Bear Creek watershed
The Bear Creek watershed in Oak Ridge, Tenn., a crucial site for the early development of nuclear weapons under the Manhattan Project, harbors extreme geochemical gradients of interest to researchers within the ENIGMA project. [Courtesy University of Tennessee and Oak Ridge National Laboratory ENIGMA collaborating institutions)]

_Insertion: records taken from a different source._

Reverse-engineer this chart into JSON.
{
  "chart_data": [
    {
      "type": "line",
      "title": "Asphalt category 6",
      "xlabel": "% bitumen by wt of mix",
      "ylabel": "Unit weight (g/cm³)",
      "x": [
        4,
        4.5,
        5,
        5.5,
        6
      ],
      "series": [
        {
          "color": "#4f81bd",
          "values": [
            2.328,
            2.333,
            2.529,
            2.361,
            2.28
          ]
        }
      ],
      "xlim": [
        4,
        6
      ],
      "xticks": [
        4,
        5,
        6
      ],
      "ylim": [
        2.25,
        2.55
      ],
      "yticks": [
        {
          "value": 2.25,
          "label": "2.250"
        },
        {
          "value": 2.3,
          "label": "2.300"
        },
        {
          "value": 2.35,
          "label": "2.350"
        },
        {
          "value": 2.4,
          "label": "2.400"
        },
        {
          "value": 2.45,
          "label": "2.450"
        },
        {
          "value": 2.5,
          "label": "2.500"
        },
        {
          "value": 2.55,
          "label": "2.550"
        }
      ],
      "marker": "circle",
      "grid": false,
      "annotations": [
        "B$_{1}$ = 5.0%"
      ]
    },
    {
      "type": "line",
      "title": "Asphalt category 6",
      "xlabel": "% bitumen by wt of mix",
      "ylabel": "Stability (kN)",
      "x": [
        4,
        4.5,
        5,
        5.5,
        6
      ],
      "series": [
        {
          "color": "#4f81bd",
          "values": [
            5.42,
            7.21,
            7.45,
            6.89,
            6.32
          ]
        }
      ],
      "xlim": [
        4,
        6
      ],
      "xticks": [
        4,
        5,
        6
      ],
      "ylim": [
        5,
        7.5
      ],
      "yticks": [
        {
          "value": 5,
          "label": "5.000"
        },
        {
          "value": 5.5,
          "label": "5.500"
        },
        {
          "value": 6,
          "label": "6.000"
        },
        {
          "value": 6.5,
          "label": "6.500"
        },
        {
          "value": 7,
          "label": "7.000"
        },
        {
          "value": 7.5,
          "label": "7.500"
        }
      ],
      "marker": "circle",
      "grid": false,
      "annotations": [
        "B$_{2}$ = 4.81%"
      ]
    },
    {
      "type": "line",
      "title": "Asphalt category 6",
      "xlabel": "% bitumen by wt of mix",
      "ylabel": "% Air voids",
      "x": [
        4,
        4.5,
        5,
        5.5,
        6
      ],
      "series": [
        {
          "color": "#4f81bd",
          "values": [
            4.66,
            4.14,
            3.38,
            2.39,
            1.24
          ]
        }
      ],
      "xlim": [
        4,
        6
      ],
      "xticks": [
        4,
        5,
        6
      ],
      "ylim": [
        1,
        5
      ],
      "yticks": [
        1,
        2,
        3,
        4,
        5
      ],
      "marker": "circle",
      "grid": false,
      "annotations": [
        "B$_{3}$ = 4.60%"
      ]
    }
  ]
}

  • Principal Investigator: Paul D. Adams1
  • Technical Co-Manager: Adam P. Arkin1,2
  • Co-Investigators: Eric J. Alm3, Nitin S. Baliga4, Adam M. Deutschbauer1, Matthew W. Fields5, Terry C. Hazen6,7, Trent R. Northen1, Michael W.W. Adams8, Romy Chakraborty1, John-Marc Chandonia1, Dwayne A. Elias7, Aindrila Mukhopadhyay1, Gary E. Siuzdak9, David A. Stahl10, Peter J. Walian1, Jizhong Zhou11
  • Participating Institutions: 1Lawrence Berkeley National Lab, 2University of California at Berkeley, 3Massachussetts Institute of Technology, 4Institute for Systems Biology, 5Montana State University, 6University of Tennessee, 7Oak Ridge National Laboratory, 8University of Georgia, 9Scripps Research Institute, 10University of Washington, 11University of Oklahoma
  • Project Website: enigma.lbl.gov

Research within the Ecosystems and Networks Integrated with Genes and Molecular Assemblies (ENIGMA) project emphasizes achieving a multiscale, causal, and predictive understanding of microbial biology and the reciprocal impact of microbial communities on their ecosystems. This Science Focus Area (SFA), led by Lawrence Berkeley National Laboratory, is a multidisciplinary, multi-institutional research consortium with a special focus on processes that affect denitrification and metal reduction. Efforts are centered on studying subsurface microbiomes within the Bear Creek aquifer at the Oak Ridge Reservation (ORR) in East Tennessee, a site with complex contaminant gradients. The contaminants, generated by nuclear material research and production, include nitrates, uranium, and volatile organic carbon species. Their fate and complex dispersal flow paths are mediated by the activity of subsurface microbial communities. To better understand these processes, ENIGMA performs field experiments to measure natural versus anthropogenically perturbed dynamics of geochemical processes and the assembly and activity of microbial communities. SFA researchers infer the most predictive of these chemical, physical, and microbial interactions to estimate the ecological forces that shape microbial community function. Using laboratory studies, the team applies a unique array of culturing, genetic, physiological, computational, and imaging technologies to understand and model gene function and material flow within and among cells, and to map this information back to field studies to determine the causes of environmental observations. The team also investigates how different environmental forces dynamically change geophysical and geochemical features, how these forces disperse materials across the site, and how the genetic makeup of ORR microorganisms adapt to specific environmental conditions and the presence of other microbes. Through these studies and approaches, the SFA can deliver a mechanistic understanding of complex environmental bioprocesses and ecology, ultimately extracting generalizable principles that enable prediction of and intervention in functional microbiome assembly and activity in complex sediment ecosystems.